I think I am getting to caught up going around and around in my problem space. I am caught in a cycle that’s leading me nowhere, as I consider how change plays out in my work group. I get stuck on the challenges that arise with change management where incomplete information is transmitted at the beginning of the change process. Change information communicated from senior leadership will differ in quality, depending on the circumstances: sometimes more or less information will be available at the outset, because the change is a work in progress. Perfect information about organizational changes will probably never be possible, because organizational change is a dynamic process.
How did I get here? By asking, “Why is change management so hard here?” I think what I need to do is completely reframe the problem.

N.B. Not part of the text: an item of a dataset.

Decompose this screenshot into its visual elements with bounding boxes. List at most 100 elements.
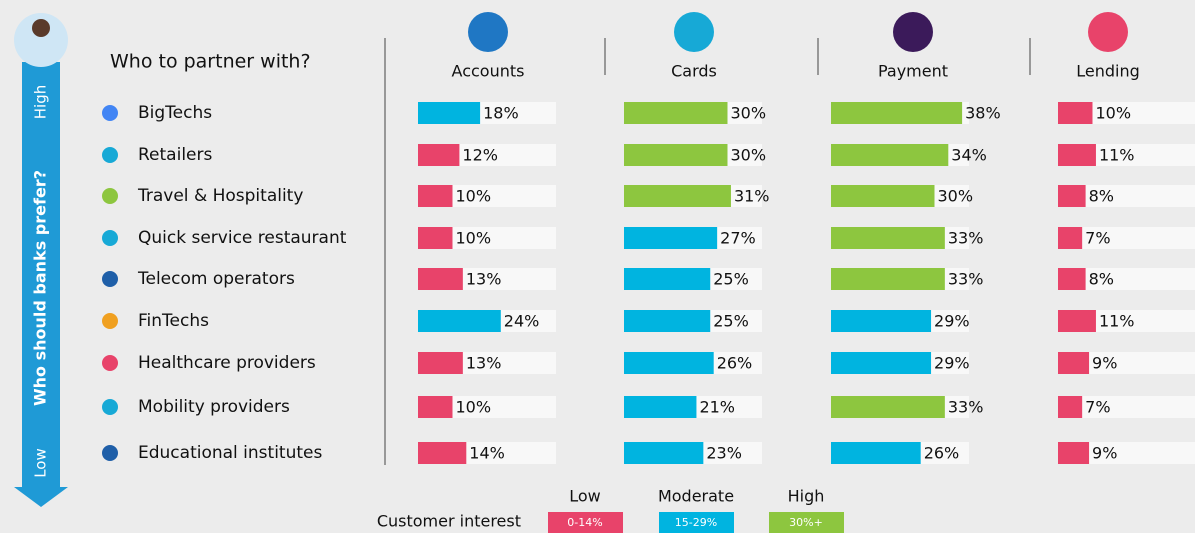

In Tom and David Kelley’s book Creative Confidence, five techniques for reframing problems are laid out:
- Step back from obvious solutions: if the solution is obvious or simple, maybe you are solving the wrong problem.
- Alter your focus or point of view: shifting your focus to the viewpoint of another stakeholder can open up new insights on the problem.
- Uncover the real issue: how much time have I spent thinking the problem was one thing, when it’s entirely possible that it’s something else?
- Look for ways to bypass resistance or mental blocks: framing a problem in an entirely new way can help people accept new solutions to old, seemingly intractable problems.
- Think about the opposite: Flipping the question around can help think about problems in new ways.
The problem I have been trying to think through, “Why is change management so difficult?” needs to be reframed–how about “What can we do to make change management easier?” That’s a very different question, that could potentially lead to an easier path to solutions. Maybe that’s still not the best reframing of the problem, but I think that’s the direction I need to go.